English Pea Soup with Mint with Andrew
Andrew Carmellini, the executive chef at Cafe Boulud, shares a recipe for English pea soup with mint.
- Servings: 6
Source: Martha Stewart Living Television
- Coarse salt
- 3 cups shelled English sweet peas (from about 3 pounds peas in the pod)
- 1 tablespoon extra-virgin olive oil
- 6 spring onions, white parts only, thinly sliced
- Pinch crushed red-pepper flakes
- 4 cups Homemade Chicken Stock
- 15 sprigs fresh mint, leaves only
- 3 tablespoons creme fraiche
- Freshly ground white pepper
- Garlic Croutons
Bring a large pot of water to a boil; add a generous amount of salt. Add peas, and cook for 5 minutes. Drain, and run under cold water to stop cooking, then drain again; set aside.
Heat oil in a medium saucepan over medium heat. Add onions and cook, stirring frequently, until tender and translucent, but not brown, about 5 minutes. Stir in crushed red-pepper flakes and stock. Bring to a boil. Reduce to a simmer, and cook for 15 minutes.
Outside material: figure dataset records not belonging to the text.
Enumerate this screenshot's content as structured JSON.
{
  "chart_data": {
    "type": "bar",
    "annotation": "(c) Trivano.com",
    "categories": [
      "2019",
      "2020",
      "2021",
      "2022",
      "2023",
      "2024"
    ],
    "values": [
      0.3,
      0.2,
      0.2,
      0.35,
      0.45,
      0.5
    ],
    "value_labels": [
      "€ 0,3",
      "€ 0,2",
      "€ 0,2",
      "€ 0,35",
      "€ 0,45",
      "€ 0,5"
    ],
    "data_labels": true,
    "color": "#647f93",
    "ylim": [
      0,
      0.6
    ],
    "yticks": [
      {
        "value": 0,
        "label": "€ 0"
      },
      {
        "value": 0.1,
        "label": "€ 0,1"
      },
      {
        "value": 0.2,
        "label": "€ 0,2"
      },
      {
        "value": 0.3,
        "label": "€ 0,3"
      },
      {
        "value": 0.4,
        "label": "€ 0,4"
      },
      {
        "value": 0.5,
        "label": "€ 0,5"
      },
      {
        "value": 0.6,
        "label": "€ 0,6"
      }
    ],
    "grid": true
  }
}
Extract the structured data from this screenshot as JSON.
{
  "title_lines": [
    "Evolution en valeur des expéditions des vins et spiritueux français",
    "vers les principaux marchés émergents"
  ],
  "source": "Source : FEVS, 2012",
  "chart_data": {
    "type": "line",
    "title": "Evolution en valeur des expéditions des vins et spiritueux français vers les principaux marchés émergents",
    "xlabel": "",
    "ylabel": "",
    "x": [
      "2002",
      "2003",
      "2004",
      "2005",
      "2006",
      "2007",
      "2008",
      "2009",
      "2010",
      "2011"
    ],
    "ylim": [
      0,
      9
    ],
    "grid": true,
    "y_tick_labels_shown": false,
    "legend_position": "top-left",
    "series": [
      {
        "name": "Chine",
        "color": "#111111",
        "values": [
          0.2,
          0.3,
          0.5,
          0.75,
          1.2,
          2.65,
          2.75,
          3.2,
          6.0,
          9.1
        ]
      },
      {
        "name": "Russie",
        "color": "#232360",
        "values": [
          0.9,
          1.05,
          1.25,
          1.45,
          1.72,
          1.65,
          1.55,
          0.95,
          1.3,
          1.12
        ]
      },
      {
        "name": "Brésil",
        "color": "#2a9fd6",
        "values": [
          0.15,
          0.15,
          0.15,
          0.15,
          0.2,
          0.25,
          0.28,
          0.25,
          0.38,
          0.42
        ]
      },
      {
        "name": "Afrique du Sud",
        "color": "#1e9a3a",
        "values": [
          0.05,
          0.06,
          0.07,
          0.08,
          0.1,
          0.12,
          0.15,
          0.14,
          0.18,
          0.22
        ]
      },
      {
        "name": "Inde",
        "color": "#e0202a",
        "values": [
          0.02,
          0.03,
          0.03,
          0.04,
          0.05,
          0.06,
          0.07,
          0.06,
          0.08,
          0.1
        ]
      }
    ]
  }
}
Place half of the cool peas in blender jar with half of the simmered broth. Cover lid with a kitchen towel, as hot liquid will expand when blended. Puree until smooth. Add half of the creme fraiche and half of the mint, and puree. Pass through a fine-mesh sieve into a clean saucepan. Repeat with remaining peas, broth, creme fraiche, and mint.
Place saucepan over medium heat until hot. Taste, and adjust for seasoning. The soup may be cooled completely at this point and stored refrigerated in an airtight container for up to 3 days or frozen for up to one month. Bring soup to a boil before serving.
Ladle soup into warm bowls and serve with croutons.